Use shell I/O redirection instead of mprun -I options whenever possible. Using shell redirection will reduce the likelihood of problems involving standard I/O.

If mprun is signaled too soon after it has been invoked, it exits without stopping the job`s processes. If this happens, find out which processes are use mpkill -9 jid to kill such a job.

The CRE does not pass supplemental group ID information to remote processes. You must use the -G gid option with mprun to run with the group permissions of that group. You must be a member of that group.

RPC timeouts - CRE RPC timeouts in Sun MPI code are logged to syslog, but the default syslog.conf file causes these messages to be dropped. If you want to see these errors, you should modify your /etc/syslog.conf file so that messages of the priority user.err are not dropped. Note that this does not apply to RPC timeouts occurring in the CRE daemons themselves. By default, these are logged to /var/adm/messages.

Note -
If you have set the Cluster-level attribute logfile, all error messages generated by user code will be handled by the CRE (not syslog) and will be logged in a file specified by an argument to logfile.

CRE RPC timeouts in user code are generally not recoverable. The job might continue to run, but processes probably won't be able to communicate with each other. There are two ways to deal with this:

Enable the tm.watchd job killing option (- Yk), which will automatically kill jobs when nodes go off line. This will catch most of these cases, since RPC timeouts usually coincide with tm.watchd marking the node as off line.

Monitor RPC errors from user codes by looking for syslog messages of priority user.err). Then use mpkill to kill the associated job manually.

If a file system is not visible on all nodes, users can encounter a permission denied message when attempting to execute programs from such a file system. Watch for errors caused by non-shared file system like /tmp, which exist locally on all nodes. This can show up when users attempt to execute programs from /tmp, and the program does not exist in the /tmp file systems of all nodes.

If the behavior of your system suggests that you've run out of swap space (after executing vmstat or df on /tmp), you may need to increase the limit on the CRE's shmem_minfree attribute.

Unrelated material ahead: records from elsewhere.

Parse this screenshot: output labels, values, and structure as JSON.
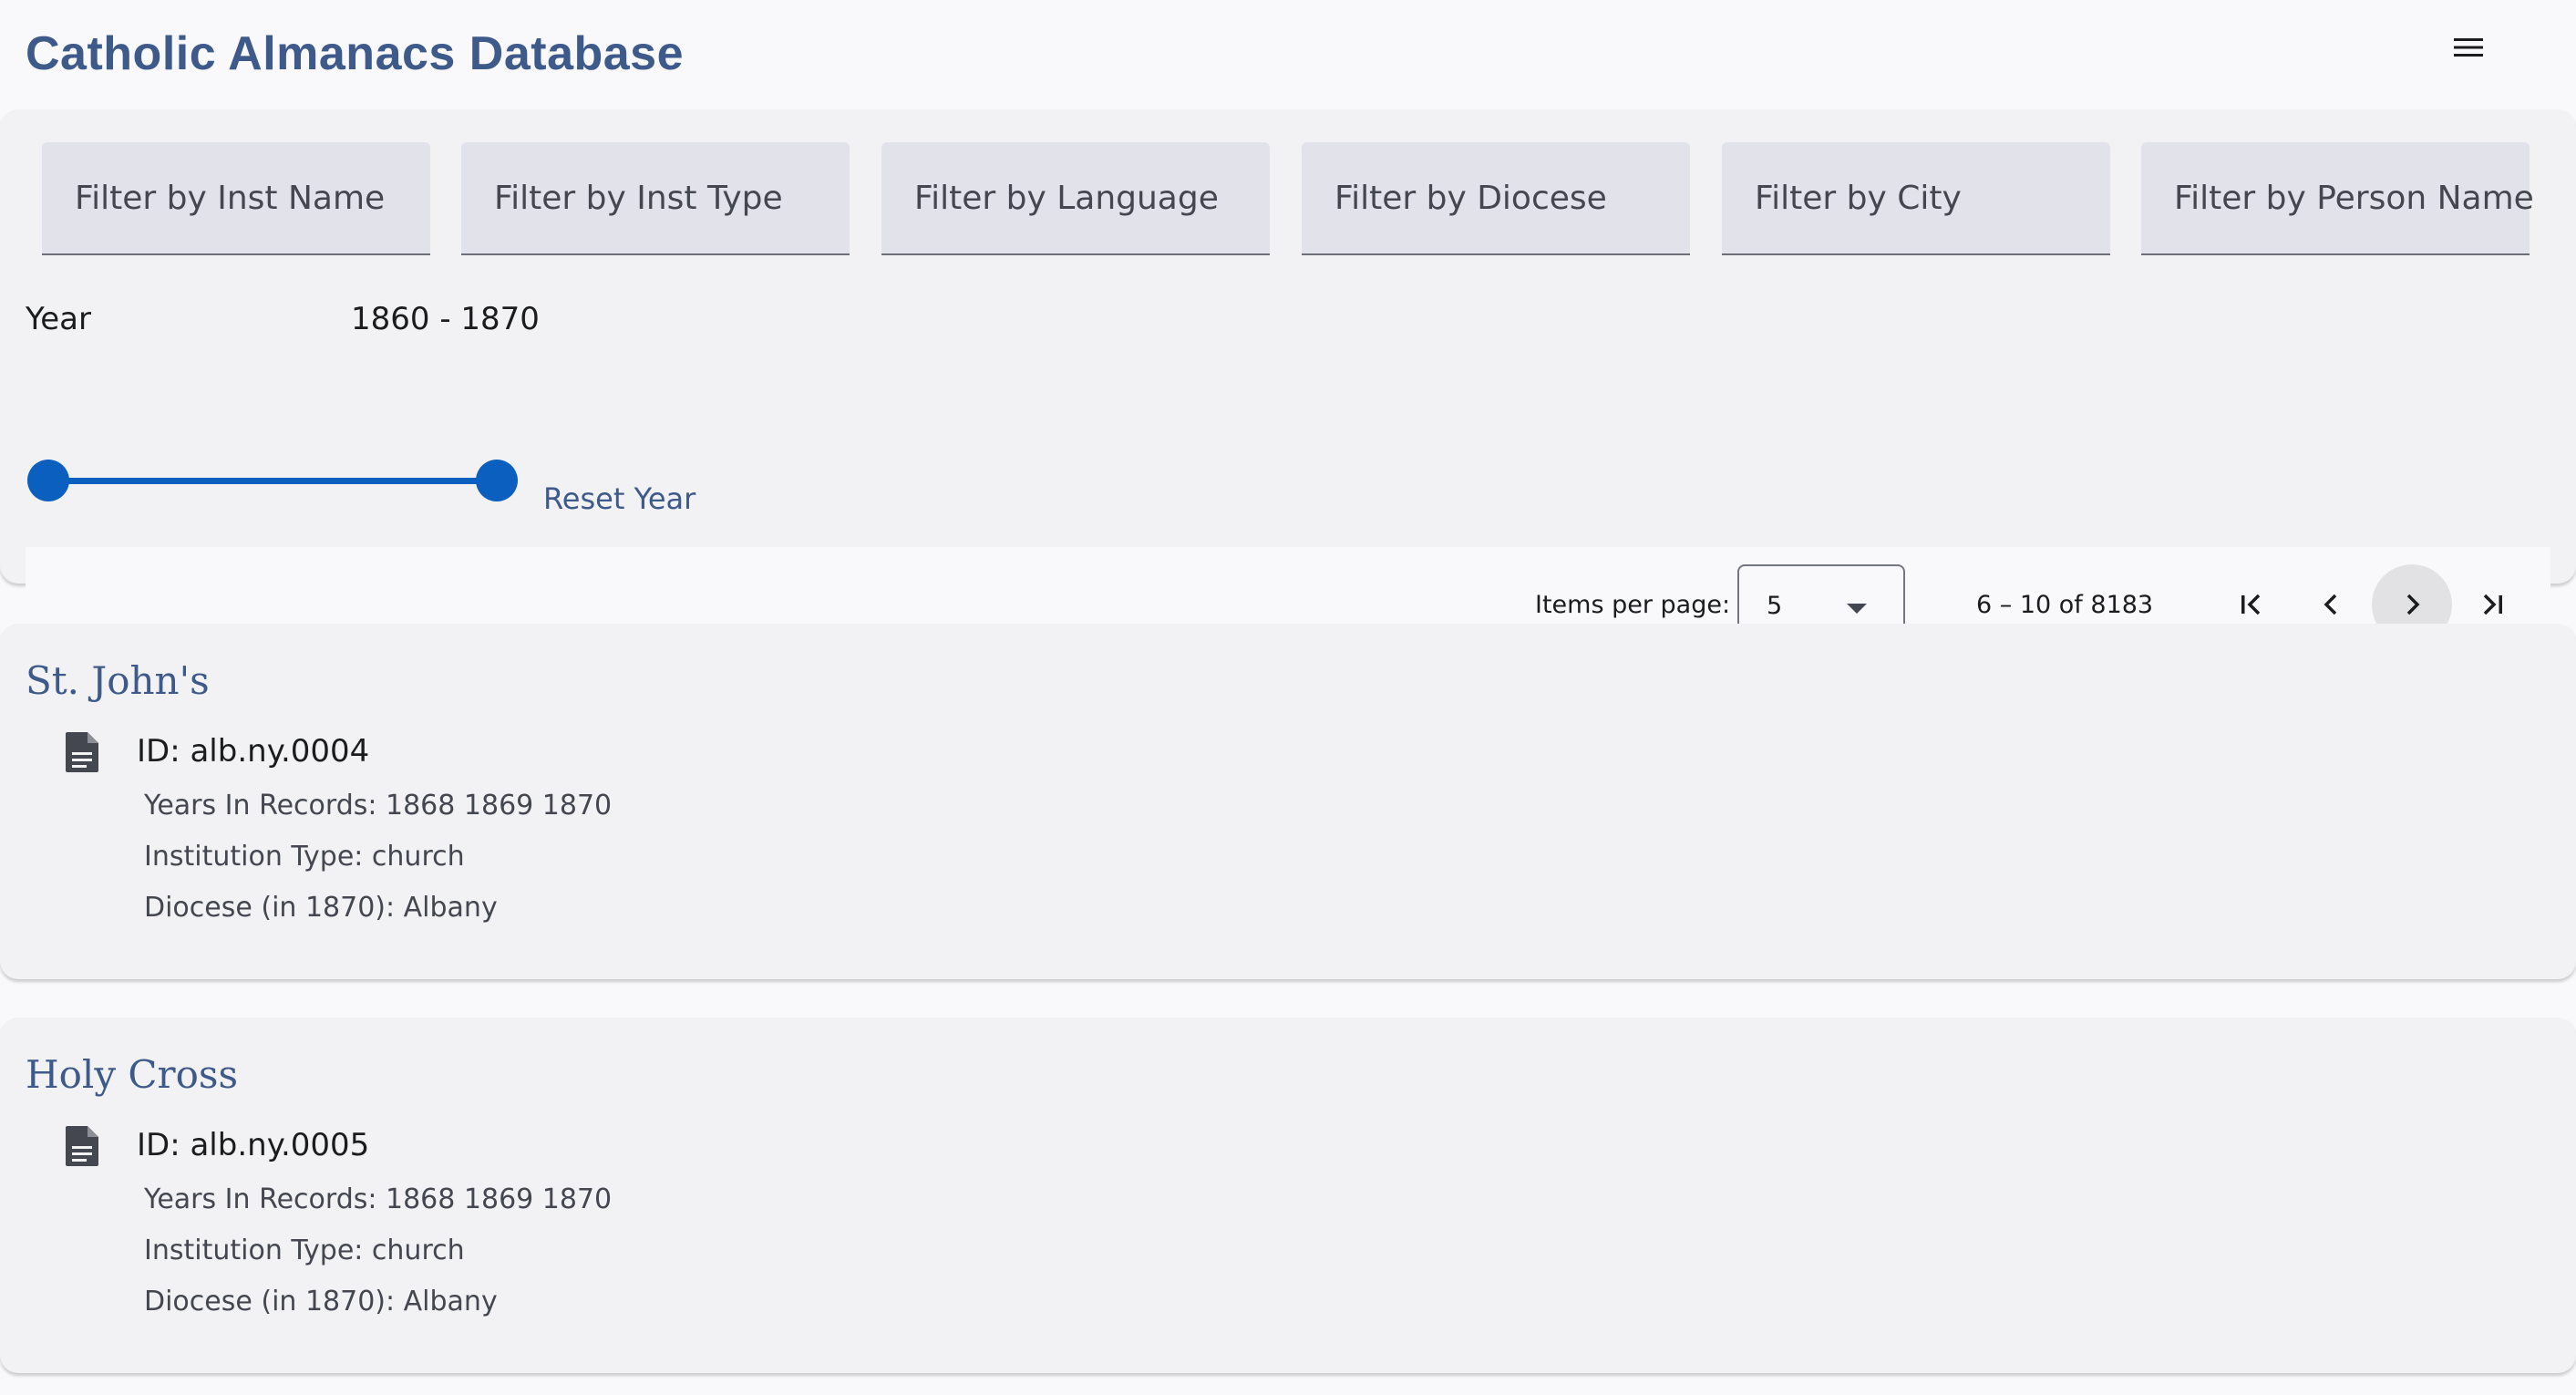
{
  "header": {
    "title": "Catholic Almanacs Database",
    "menu_icon": "hamburger-menu-icon"
  },
  "filters": [
    {
      "placeholder": "Filter by Inst Name"
    },
    {
      "placeholder": "Filter by Inst Type"
    },
    {
      "placeholder": "Filter by Language"
    },
    {
      "placeholder": "Filter by Diocese"
    },
    {
      "placeholder": "Filter by City"
    },
    {
      "placeholder": "Filter by Person Name"
    }
  ],
  "year_filter": {
    "label": "Year",
    "range_text": "1860 - 1870",
    "min": 1860,
    "max": 1870,
    "reset_label": "Reset Year"
  },
  "paginator": {
    "items_per_page_label": "Items per page:",
    "items_per_page_value": "5",
    "range_label": "6 – 10 of 8183",
    "icons": [
      "first-page-icon",
      "previous-page-icon",
      "next-page-icon",
      "last-page-icon"
    ]
  },
  "records": [
    {
      "title": "St. John's",
      "id": "ID: alb.ny.0004",
      "years": "Years In Records: 1868 1869 1870",
      "type": "Institution Type: church",
      "diocese": "Diocese (in 1870): Albany"
    },
    {
      "title": "Holy Cross",
      "id": "ID: alb.ny.0005",
      "years": "Years In Records: 1868 1869 1870",
      "type": "Institution Type: church",
      "diocese": "Diocese (in 1870): Albany"
    }
  ],
  "colors": {
    "accent": "#0a5fbf",
    "title": "#3d5a8a",
    "panel": "#f2f2f4",
    "field": "#e2e3ea"
  }
}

If you execute mpkill with the -C option (this option is available only to the system administrator), you should look for and remove leftover files on the master node. The file names for large files are of the form:

/tmp/.hpcshm_mmap.jid.*

Smaller files will have file names of the form:

/tmp/.hpcshm_acf.jid.*

The Sun MPI shared memory protocol module uses these files for interprocess communication on the same node. These files consume swap space.